# How do you solve (x-2)/(x^2-7x+10)=1/(5x-10)-1/(x-5)?

##### 3 Answers
Dec 29, 2015

Simplify by getting everything on the same common denominator and then rearrange to find x

#### Explanation:

$\frac{x - 2}{\left(x - 2\right) \left(x - 5\right)} = \frac{\left(x - 5\right) - \left(5 x - 10\right)}{\left(5 x - 10\right) \left(x - 5\right)}$
(x-2)/((x-2)(x-5)) = (-4x + 5)/(5(x-2)(x-5)
$5 \left(x - 2\right) = \left(5 - 4 x\right)$
$5 x + 4 x = 5 + 10$
$x = \frac{15}{9} = \frac{5}{3}$

Dec 31, 2015

You can simplify the left side.

#### Explanation:

Obtaining the roots for ${x}^{2} - 7 x + 10 = 0$
$\Delta = 49 - 40 = 9$
$x = \frac{7 \pm \sqrt{9}}{2}$ => ${x}_{1} = 2$ and ${x}_{2} = 5$
Then ${x}^{2} - 7 x + 10 = \left(x - {x}_{1}\right) \left(x - {x}_{2}\right) = \left(x - 2\right) \left(x - 5\right)$

In the expression:
$\frac{\cancel{x - 2}}{\cancel{\left(x - 2\right)} \left(x - 5\right)} = \frac{1}{5 x - 10} - \frac{1}{x - 5}$
$\frac{2}{x - 5} = \frac{1}{5 x - 10}$
$10 x - 20 = x - 5$
$9 x = 15$ => $x = \frac{5}{3}$

Jan 9, 2016

$x = \frac{5}{3}$

#### Explanation:

Factor each denominator.

$\frac{x - 2}{\left(x - 5\right) \left(x - 2\right)} = \frac{1}{5 \left(x - 2\right)} - \frac{1}{x - 5}$

Simplify the first fraction by dividing $\frac{x - 2}{x - 2} = 1$.

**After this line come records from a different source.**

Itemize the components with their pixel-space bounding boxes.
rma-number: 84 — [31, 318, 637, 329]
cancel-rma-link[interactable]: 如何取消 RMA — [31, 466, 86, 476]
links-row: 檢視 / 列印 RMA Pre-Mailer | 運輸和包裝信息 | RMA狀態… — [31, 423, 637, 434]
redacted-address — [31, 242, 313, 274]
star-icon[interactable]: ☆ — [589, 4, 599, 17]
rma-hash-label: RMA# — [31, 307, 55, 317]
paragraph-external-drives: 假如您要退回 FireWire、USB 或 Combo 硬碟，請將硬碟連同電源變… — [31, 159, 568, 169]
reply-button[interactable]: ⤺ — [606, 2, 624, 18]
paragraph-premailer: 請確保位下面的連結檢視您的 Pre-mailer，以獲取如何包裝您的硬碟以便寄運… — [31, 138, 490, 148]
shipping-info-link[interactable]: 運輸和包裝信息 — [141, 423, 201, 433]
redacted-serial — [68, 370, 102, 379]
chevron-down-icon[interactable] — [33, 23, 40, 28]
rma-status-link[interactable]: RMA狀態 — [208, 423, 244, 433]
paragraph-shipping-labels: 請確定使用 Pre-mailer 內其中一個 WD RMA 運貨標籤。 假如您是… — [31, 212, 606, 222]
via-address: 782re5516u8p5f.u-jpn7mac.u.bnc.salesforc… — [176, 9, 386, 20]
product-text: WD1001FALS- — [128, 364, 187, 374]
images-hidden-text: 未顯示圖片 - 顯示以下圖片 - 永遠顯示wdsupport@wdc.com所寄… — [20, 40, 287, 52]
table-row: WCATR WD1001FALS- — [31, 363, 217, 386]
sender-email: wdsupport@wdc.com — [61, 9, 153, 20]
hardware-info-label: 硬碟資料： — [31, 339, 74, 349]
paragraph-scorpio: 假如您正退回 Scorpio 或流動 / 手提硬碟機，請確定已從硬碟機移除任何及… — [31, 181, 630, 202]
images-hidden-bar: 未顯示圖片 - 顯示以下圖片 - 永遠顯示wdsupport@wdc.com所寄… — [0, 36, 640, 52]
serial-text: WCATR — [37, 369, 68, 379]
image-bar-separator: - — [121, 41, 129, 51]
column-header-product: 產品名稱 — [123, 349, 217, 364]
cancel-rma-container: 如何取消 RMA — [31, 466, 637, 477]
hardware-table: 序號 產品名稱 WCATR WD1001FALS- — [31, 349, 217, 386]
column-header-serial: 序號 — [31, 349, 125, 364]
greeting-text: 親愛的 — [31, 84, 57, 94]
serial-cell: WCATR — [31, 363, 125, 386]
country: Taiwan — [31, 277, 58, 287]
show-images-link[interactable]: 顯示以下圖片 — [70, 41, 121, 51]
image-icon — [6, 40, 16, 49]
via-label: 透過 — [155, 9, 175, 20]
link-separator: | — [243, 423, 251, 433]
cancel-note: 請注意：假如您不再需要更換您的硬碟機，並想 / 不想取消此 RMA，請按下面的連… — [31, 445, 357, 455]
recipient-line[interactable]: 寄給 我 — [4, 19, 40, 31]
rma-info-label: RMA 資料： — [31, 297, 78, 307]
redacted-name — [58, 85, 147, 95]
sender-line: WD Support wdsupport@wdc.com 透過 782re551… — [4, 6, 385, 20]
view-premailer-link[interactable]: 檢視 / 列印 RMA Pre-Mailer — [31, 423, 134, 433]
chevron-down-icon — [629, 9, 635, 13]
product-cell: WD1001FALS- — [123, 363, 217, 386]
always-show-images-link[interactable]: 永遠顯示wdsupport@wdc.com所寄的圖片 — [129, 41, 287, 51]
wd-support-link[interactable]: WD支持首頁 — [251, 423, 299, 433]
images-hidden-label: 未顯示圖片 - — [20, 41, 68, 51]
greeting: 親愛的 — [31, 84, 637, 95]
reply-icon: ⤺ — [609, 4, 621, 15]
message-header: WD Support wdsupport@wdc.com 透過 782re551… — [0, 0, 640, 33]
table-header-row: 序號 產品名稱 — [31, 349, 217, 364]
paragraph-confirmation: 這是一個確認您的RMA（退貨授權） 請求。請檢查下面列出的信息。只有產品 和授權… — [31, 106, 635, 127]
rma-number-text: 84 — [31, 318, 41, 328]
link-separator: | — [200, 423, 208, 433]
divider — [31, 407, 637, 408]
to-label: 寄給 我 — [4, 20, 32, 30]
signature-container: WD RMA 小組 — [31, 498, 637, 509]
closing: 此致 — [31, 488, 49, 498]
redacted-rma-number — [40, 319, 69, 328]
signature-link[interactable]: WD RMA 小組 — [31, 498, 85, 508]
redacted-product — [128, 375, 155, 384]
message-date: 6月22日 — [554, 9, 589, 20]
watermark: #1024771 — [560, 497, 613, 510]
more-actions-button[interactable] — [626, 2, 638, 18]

$\frac{1}{x - 5} = \frac{1}{5 \left(x - 2\right)} - \frac{1}{x - 5}$

Add $\frac{1}{x - 5}$ to both sides.

2/(x-5)=1/(5(x-2)

Cross multiply.

$10 \left(x - 2\right) = x - 5$

Simplify and solve.

$10 x - 20 = x - 5$

$9 x - 20 = - 5$

$9 x = 15$

$x = \frac{15}{9}$

$x = \frac{5}{3}$

When solving rational equations such as these, it's always a good idea to go back and check that this answer isn't an invalid answer. Invalidity would occur if $x = \frac{5}{3}$ caused a denominator to equal $0$, but the only two values for $x$ that would cause that here are $2$ and $5$, so this is a valid answer.